- Born: 29 October 1988 (age 37) Merida, Venezuela
- Occupation: Actress
- Years active: 2002–present
- Spouse: Jonathan Montenegro ​ ​(m. 2011; div. 2014)​
- Children: 1

= Yelena Maciel =

Venezuelan actress (born 1988)

Yelena Carolina Maciel Vera (born 29 October 1988 in Merida, Venezuela) is a Venezuelan actress. She became known in 2002 on the Radio Caracas Televisión's telenovela, Trapos íntimos. In 2015 she obtained his first leading role in the RCTV Producciones telenovela, Corazón traicionado, a production that premiered 3 years later in Venezuela for Televen.

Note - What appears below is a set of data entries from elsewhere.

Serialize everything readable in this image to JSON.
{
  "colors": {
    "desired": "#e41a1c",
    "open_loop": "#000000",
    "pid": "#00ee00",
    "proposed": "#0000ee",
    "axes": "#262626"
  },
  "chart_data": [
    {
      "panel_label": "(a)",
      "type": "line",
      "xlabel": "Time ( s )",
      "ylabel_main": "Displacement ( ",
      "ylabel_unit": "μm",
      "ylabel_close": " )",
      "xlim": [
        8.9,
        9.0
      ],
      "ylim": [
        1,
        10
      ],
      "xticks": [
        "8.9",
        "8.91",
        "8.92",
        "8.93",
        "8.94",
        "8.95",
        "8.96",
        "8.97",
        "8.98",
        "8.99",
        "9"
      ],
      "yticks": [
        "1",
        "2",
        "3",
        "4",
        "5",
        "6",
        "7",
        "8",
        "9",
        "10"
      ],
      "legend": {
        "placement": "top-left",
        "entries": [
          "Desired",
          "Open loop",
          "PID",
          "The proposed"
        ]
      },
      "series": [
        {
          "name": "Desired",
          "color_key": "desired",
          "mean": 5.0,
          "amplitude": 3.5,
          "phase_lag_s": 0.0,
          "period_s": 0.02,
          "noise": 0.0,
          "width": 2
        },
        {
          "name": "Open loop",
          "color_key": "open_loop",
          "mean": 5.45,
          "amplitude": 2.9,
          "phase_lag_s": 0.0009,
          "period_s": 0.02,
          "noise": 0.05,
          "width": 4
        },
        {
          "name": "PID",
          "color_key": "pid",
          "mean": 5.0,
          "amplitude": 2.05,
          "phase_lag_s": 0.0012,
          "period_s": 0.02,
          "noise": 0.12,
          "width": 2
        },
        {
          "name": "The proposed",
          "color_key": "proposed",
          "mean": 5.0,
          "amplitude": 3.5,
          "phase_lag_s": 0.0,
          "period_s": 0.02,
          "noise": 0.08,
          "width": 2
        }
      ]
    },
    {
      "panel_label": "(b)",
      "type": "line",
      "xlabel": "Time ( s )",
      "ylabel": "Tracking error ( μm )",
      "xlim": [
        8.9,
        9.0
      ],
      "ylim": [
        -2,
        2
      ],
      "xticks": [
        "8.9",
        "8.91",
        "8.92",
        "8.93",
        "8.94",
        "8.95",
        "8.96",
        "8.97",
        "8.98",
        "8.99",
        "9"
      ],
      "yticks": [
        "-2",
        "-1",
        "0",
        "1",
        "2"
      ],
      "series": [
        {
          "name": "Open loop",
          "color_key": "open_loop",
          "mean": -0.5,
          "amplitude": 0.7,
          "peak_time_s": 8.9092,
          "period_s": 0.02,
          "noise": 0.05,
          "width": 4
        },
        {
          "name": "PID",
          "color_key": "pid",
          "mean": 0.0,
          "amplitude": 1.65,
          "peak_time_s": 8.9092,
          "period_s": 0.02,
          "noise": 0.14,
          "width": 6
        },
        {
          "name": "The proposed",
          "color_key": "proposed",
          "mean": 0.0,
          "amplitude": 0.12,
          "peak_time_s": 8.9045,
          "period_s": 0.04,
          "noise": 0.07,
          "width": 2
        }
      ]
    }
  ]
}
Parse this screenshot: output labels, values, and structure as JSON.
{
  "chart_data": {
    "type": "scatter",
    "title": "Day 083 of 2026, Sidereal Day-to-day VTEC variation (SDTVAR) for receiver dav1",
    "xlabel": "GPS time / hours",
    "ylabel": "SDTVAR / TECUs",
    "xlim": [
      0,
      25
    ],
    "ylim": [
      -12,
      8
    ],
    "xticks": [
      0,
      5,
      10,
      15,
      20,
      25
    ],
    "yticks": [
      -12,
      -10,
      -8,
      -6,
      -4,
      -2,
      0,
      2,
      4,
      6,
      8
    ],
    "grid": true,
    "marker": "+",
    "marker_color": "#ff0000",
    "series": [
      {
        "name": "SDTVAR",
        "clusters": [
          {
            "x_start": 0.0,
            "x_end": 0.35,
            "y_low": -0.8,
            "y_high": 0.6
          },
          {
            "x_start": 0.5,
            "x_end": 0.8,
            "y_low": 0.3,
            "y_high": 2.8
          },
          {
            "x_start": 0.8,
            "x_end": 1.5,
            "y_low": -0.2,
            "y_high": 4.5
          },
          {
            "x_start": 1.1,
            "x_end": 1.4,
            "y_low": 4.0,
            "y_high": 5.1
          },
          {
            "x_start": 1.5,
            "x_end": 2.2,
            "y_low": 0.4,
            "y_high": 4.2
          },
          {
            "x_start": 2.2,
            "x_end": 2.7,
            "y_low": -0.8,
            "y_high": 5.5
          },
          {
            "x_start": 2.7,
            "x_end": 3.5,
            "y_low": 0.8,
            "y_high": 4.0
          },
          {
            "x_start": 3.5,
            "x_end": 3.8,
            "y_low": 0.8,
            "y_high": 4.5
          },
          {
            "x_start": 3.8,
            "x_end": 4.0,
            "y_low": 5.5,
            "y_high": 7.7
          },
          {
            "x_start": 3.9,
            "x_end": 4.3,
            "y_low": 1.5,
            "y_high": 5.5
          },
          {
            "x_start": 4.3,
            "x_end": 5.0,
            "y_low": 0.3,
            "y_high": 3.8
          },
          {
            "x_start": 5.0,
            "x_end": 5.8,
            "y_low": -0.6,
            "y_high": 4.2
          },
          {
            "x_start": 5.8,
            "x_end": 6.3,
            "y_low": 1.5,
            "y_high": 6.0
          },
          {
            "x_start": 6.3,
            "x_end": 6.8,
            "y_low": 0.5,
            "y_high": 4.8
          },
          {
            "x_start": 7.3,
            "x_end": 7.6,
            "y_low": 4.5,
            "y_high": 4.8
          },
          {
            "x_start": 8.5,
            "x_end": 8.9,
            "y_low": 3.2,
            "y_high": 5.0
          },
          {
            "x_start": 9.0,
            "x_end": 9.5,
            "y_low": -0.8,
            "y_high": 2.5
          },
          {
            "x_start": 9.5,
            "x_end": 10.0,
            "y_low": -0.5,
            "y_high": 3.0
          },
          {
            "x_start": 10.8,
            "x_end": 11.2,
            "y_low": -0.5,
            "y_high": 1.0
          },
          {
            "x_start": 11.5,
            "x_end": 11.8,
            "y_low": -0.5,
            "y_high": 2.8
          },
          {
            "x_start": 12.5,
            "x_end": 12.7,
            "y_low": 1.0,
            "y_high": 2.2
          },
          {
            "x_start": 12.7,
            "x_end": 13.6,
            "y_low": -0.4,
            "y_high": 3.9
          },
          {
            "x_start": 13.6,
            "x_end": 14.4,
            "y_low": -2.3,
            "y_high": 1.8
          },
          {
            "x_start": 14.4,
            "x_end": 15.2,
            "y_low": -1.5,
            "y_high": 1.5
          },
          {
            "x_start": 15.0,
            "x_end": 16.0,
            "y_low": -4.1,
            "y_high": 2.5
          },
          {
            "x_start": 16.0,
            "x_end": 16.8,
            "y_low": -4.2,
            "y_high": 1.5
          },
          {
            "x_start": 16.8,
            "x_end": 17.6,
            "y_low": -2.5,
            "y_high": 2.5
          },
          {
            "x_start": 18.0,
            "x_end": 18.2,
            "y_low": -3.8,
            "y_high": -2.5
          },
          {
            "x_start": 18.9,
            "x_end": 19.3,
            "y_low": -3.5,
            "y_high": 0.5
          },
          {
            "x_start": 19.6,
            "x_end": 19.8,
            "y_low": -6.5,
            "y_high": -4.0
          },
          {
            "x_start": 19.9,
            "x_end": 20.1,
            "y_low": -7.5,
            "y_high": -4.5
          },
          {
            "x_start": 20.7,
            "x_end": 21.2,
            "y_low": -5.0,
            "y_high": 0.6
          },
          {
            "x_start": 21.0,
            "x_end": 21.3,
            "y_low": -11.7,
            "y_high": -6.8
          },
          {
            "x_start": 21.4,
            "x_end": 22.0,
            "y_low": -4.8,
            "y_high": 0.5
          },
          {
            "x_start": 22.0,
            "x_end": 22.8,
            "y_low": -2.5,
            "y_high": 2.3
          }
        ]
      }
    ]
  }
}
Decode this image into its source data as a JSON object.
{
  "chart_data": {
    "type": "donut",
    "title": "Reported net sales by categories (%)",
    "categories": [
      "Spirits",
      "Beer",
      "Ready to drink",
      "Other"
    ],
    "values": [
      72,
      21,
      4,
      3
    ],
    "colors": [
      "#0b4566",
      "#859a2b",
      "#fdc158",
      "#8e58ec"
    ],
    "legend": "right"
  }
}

Maciel, with fellow Venezuelan Carlos Felipe Álvarez, starred within the music video for Daddy Yankee's "La Rompe Corazones", directed by Venezuelan director Nuno Gómes. The clip was scheduled to premier on Daddy Yankee's YouTube account on June 2, 2017 but had to be re-edited on June 1, 2017 due to the platform's change on its content regulations. The visual finally premiered on 7 June 2017.
== Filmography ==

Television roles
| Year | Title | Roles | Notes |
|---|---|---|---|
| 2002–2003 | Trapos íntimos | María de Lourdes Lobo |  |
| 2004 | ¡Qué buena se puso Lola! | Anita |  |
| 2005–2006 | Amantes | Teresa Rivera |  |
| 2006–2007 | Y los declaro marido y mujer | Eulalia "Lali" Spert Mujica |  |
| 2008–2009 | Nadie me dirá como quererte | Isabelita Perez |  |
| 2011 | La viuda joven | La Pelusa / Ruth Luna |  |
| 2014 | Escándalos | Sarahil Fadoul Yadhir | Episode: "Un gato para Sarahil" |
| 2017–2018 | Corazón traicionado | Lorena García | Main role |

== Personal life ==
Maciel never married the Venezuelan actor Jonathan Montenegro in 2011 with the couple having their only child daughter in 2012. They divorced in 2014.